Elle porta la main au bandeau d’argent qui lui ceignait le front.

— Ce qui te sert à transmettre les messages ? demanda Valentin.

— Oui, ce qui me permet d’entrer en contact avec les esprits sur toute la surface de Majipoor. Je n’ai pas le pouvoir de contrôler et de diriger qu’ont les Barjazid grâce à leurs appareils, mais je peux communiquer, je peux guider, je peux influencer. Je te remettrai un de ces bandeaux avant que tu quittes l’Ile.

— Et je traverserai tranquillement Alhanroel, envoyant aux citoyens du continent des messages d’amour, en attendant que Dominin Barjazid descende du Mont pour me rendre le trône ?

Les yeux de la Dame lancèrent le même éclair de colère que celui que Valentin y avait surpris lorsqu’elle avait renvoyé les dignitaires.

— Quel langage tiens-tu, Valentin ? fit-elle d’un ton cassant.

— Mère…

— Oh, si, ils t’ont bien changé ! Le Valentin que j’ai mis au monde et élevé refusait d’envisager la défaite.
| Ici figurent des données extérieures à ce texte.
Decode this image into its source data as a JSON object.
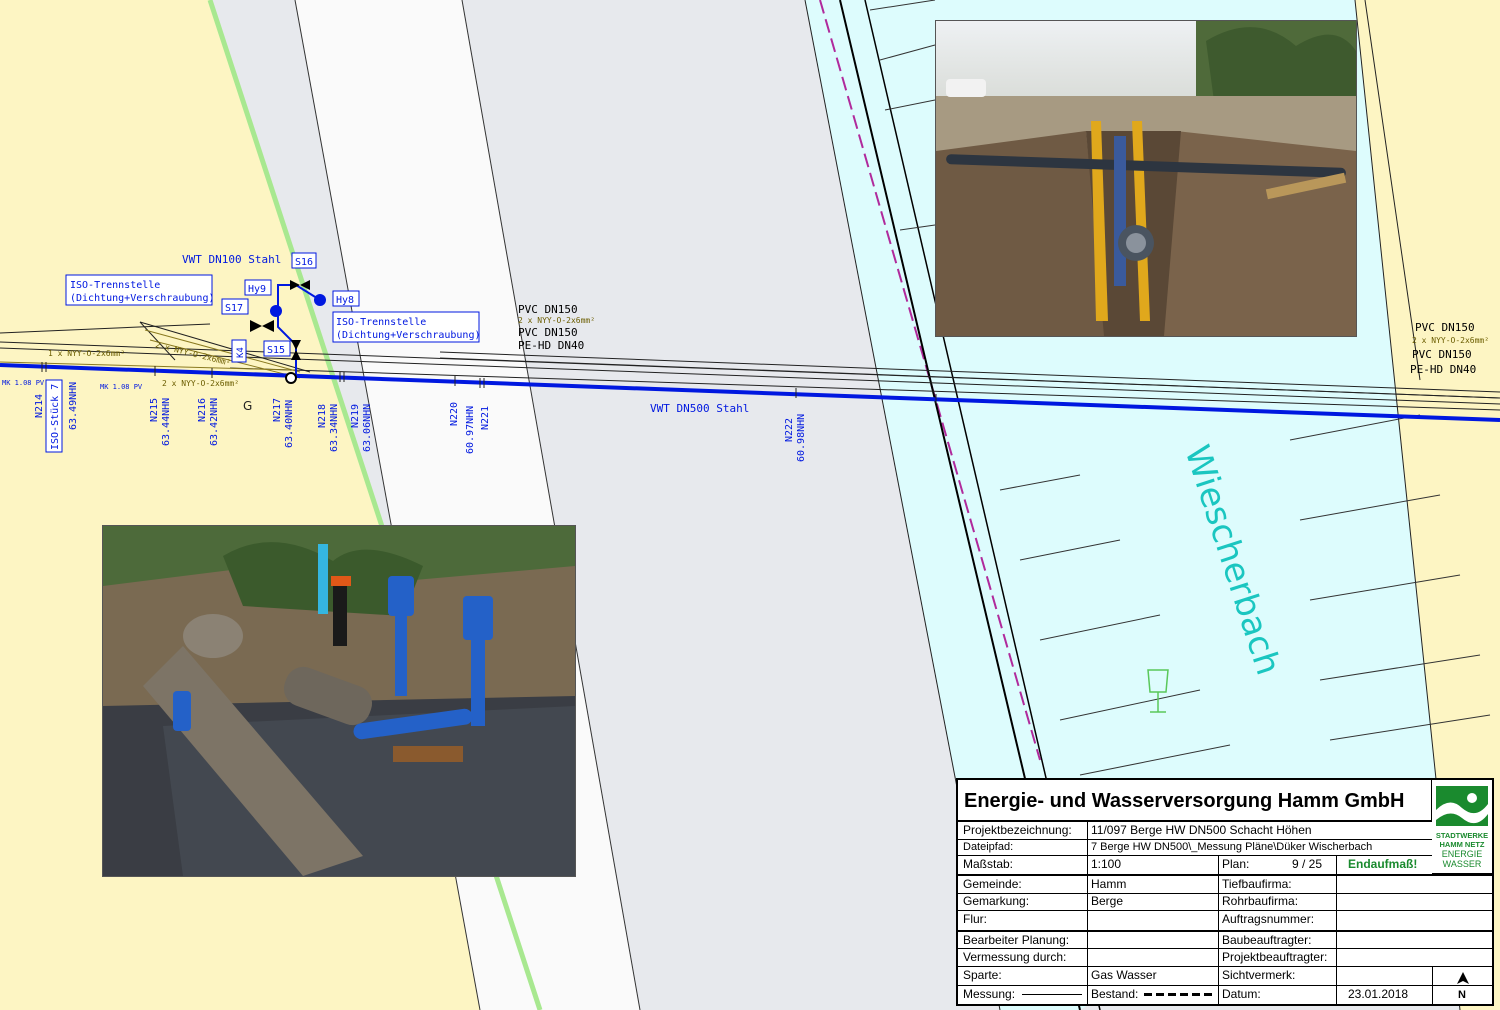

— Moi aussi, mère. Mais l’entreprise est si vaste et je suis si las… Et s’il faut guerroyer contre les citoyens de Majipoor – même contre un usurpateur –, mère, il n’y a pas eu de guerre sur Majipoor depuis les temps les plus reculés. Serai-je celui qui va rompre la paix ?

Le regard de la Dame était impitoyable.

— La paix est déjà rompue, Valentin, dit-elle. Il t’incombe de rétablir l’ordre dans le royaume. Un faux Coronal règne depuis près d’un an déjà. Des lois iniques et absurdes sont promulguées quotidiennement. Les innocents sont punis, les coupables prospèrent. De fragiles équilibres instaurés depuis des millénaires sont en passe d’être détruits. Quand nos ancêtres sont arrivés ici, venant de la Vieille Terre, il y a quatorze mille ans de cela, bien des erreurs ont été commises et bien des souffrances endurées avant de trouver notre système de gouvernement. Mais depuis l’époque du premier Pontife, nous avons vécu sans bouleversements d’importance, et depuis l’époque de lord Stiamot, la paix a régné sur notre planète. Maintenant, cette paix est rompue et c’est à toi qu’il incombe de remettre les choses en ordre.